Other nice features are the image generation, although you don’t have as much control as you would going direct to an image generating platform directly, and a labs feature where you can just play with some of the open source models.

I pay for Perplexity Pro and really like it. The one hitch here is to remember to shut off the training option once you set up an account, then turn off the training option under your user profile.

Even if you don’t use all the other language model stuff, once you start using it you may never use Google again. I know I haven’t used Google for anything other than looking for gifs since signing up for Perplexity snd it feels great.

Personal Knowledge, Tasks, Journals - Notion AI

Notion is a real beast of a tool right now and might just be what the future of how a lot of us work, both in terms of how things are built and what AI can do with a knowledge base at its fingertips.

I’ll be covering a lot more about the amazing stuff that I’ve made Notion do, but among other things it can tell bedtime stories that explain both the concept of civil asset forfeiture but also explains how ridiculous it is to a five year old. Yes, my task manager does this now.

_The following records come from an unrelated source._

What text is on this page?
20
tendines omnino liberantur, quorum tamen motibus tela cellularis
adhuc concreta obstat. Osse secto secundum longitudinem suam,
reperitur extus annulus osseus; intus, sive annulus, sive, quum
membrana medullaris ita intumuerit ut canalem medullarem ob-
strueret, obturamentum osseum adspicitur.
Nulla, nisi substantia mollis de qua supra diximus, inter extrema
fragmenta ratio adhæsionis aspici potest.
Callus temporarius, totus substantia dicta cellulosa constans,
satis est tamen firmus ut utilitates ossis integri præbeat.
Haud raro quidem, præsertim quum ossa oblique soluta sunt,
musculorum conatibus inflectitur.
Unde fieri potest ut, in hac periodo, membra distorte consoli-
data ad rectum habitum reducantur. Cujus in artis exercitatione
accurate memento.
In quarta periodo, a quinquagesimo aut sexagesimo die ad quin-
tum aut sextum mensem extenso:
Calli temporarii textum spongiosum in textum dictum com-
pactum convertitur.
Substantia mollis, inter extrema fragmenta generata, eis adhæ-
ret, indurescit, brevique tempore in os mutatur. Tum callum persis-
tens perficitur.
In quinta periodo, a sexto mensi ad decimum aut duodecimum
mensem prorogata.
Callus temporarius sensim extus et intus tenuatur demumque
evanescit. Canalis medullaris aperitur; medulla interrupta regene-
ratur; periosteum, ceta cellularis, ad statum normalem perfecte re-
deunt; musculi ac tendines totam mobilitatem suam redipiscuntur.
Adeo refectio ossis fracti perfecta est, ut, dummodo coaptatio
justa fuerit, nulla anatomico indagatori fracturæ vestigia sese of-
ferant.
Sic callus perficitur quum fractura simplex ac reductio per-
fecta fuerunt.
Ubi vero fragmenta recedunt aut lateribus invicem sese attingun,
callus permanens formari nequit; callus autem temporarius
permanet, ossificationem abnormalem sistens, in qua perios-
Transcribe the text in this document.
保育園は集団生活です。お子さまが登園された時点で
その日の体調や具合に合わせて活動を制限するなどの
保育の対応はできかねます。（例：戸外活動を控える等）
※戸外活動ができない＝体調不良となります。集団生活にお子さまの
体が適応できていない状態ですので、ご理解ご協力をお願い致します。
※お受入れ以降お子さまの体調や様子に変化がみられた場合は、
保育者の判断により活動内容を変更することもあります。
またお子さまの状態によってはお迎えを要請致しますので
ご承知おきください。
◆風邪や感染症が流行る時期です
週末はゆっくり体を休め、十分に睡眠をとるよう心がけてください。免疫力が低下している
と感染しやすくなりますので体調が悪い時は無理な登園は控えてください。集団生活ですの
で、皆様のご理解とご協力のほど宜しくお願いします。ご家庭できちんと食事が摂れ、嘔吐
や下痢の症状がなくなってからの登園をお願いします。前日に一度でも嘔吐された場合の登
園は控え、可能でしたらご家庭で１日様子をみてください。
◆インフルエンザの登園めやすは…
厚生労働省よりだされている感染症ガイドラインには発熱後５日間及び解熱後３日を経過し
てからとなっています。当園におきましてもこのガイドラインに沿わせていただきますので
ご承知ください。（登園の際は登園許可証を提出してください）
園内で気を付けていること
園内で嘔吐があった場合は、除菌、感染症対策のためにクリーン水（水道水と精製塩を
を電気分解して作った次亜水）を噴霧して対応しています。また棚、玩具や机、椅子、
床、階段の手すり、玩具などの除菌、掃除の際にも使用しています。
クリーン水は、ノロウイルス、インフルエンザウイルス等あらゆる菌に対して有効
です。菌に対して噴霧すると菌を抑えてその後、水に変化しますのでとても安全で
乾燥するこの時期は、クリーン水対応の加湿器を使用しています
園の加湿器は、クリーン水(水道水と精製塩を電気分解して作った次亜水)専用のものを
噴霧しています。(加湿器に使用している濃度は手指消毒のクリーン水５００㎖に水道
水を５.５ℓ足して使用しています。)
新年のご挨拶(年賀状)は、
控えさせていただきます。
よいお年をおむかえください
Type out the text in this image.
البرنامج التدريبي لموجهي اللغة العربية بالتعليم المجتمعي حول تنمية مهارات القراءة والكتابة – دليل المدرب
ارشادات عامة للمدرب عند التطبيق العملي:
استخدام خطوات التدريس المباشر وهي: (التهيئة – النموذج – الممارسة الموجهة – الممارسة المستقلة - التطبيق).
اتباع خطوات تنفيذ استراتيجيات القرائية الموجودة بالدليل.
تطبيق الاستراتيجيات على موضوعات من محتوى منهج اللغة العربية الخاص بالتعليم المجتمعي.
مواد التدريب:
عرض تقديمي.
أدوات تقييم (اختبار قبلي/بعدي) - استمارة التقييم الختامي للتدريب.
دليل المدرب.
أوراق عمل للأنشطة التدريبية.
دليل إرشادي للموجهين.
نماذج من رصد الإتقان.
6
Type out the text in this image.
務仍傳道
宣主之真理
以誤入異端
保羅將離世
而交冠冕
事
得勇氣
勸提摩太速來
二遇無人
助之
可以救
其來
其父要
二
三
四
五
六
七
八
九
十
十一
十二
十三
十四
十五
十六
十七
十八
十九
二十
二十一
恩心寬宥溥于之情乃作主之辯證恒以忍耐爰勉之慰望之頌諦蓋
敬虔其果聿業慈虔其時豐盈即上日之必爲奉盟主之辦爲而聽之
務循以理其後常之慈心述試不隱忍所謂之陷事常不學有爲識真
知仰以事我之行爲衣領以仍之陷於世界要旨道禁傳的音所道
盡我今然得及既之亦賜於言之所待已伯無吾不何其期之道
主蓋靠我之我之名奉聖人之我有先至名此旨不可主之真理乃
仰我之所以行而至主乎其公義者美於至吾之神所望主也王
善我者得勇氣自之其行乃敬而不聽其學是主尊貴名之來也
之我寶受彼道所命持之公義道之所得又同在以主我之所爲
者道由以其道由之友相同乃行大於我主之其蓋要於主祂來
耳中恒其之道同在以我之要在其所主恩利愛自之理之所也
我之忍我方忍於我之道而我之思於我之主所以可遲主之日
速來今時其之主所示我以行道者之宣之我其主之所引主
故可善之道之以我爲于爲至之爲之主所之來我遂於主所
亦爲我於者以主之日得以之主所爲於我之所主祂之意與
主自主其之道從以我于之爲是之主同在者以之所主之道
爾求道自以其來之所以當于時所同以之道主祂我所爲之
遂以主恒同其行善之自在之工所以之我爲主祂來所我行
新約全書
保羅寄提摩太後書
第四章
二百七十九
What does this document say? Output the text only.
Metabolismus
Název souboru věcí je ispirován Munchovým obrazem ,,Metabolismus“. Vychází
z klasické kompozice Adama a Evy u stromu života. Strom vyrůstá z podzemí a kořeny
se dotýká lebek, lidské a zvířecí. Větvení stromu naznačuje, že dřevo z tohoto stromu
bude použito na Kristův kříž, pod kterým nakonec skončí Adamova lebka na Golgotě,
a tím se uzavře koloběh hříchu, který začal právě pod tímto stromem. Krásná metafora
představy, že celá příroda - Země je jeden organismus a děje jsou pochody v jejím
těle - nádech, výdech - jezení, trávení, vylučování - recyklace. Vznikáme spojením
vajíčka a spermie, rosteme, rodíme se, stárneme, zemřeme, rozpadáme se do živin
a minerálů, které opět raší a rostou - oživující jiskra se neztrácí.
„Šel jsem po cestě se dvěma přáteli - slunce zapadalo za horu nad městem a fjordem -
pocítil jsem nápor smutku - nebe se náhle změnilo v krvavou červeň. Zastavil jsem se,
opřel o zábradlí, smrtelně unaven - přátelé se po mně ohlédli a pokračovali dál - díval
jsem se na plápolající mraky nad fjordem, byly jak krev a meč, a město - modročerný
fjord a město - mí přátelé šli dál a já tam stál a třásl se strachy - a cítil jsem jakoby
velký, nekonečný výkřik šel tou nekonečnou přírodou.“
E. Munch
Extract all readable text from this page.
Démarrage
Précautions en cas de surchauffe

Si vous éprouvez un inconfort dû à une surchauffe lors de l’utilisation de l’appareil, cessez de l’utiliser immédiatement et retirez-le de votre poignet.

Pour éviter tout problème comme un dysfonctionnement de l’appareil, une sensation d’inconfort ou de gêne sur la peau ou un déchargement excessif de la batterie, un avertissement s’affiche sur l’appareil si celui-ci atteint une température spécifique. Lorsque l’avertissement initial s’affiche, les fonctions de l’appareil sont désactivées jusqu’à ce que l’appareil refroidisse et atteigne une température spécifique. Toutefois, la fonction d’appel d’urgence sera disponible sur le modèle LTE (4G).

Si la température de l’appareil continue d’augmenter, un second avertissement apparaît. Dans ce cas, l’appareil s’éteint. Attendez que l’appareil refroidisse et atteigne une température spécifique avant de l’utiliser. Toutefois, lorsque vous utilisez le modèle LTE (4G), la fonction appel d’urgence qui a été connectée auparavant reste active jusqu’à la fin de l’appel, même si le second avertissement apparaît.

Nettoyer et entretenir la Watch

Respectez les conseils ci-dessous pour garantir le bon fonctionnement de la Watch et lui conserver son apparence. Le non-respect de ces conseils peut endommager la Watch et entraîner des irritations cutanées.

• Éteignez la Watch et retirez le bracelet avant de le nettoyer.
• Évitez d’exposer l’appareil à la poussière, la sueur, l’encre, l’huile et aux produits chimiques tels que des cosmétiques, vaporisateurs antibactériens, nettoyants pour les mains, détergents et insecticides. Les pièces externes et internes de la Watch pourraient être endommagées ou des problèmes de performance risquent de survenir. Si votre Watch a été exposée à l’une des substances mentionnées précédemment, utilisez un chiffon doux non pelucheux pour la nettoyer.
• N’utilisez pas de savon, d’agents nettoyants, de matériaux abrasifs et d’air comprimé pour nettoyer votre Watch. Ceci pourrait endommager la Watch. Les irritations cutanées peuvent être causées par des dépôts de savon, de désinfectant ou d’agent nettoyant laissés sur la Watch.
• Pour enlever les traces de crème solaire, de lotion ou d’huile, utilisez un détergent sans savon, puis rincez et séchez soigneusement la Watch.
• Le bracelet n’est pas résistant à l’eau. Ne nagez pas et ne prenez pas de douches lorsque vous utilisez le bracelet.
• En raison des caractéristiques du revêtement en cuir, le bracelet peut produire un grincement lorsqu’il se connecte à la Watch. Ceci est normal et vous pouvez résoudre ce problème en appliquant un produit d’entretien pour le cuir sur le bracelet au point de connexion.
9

Transcription - MacWhisper

So the concept of recording your conference calls was creepy and weird until I fed a transcription into a language model. Still maybe is, not going to lie, but transcripts can also be of things like instructional videos from YouTube, podcasts, recorded lectures, etc.

MacWhisper runs transcription models locally on your machine so no data goes to anyone else,

App Launcher - Raycast Pro

Ok so this ones kind of nerdy, but if you’ve used spotlight on your Mac by just hitting command+space then you know generally how it works. It’s great for one off questions when I don’t need to save anything and don’t need a follow up. If you do, you can pop it out to a very spartan but pretty functional interface for long chats with a few different models. There are even controls for tuning the behavior of each, which are out there in a way that are easy for people to find.

This is one that’s on the bubble for me right now. Getting access to multiple models requires an additional fee and I’m not sure I need all that power in that context. That said it may be a better starting point for someone who wants something a little different than Perplexity Pro.

Direct Models - Claude Pro and ChatGPT Pro

ChatGPT Pro

No, it’s not exactly and earth shattering surprise but after you flip the model training off, ChatGPT Pro is pretty nice. GPT-4 doesn’t have the style that I prefer in the writing or engagement I see from Claude but it’s got some advanced features that haven’t come to Claude and for image generation Dall-E is just fine.

Prior to the release of Claude 3, GPT4 was the best coding copilot and my python needs all the help it can get. This is one that will likely come and go based on my needs at the time and whether a better option to Dall-E comes around that isn’t $20/mo just for image generation.

Again, make sure to go turn the model training off.

I think the best thing about ChatGPT is the way it’s implemented on your phone. You’ll hear me say a lot soon that the best way to work with a language model is to talk to it, and firing up Miss Clippy for the ride home or while cooking is a lot of fun.

Claude Pro

Ok here we are here at the end of my tool chest with what what should be the first in your toolbox as it was mine. While my read on this technology is that people and companies need to be thinking about being model agnostic and using the right tool for the job, Claude still is the most impressive to me. From the way the leaders comport themselves in public to their clear philosophies of privacy and human involvement over replacement it’s the big non-open model i turn to first.

More than that, it just has a better way with words. Work with Claude for long and you’ll realize that language models don’t just spit out paragraphs of text that make you question whether you’re having a seizure. Overall between the privacy, its performance in terms of language, and the things I’ve had it do with massive quantities of data already if I’ve got some work that matters, I’m firing up Claude directly.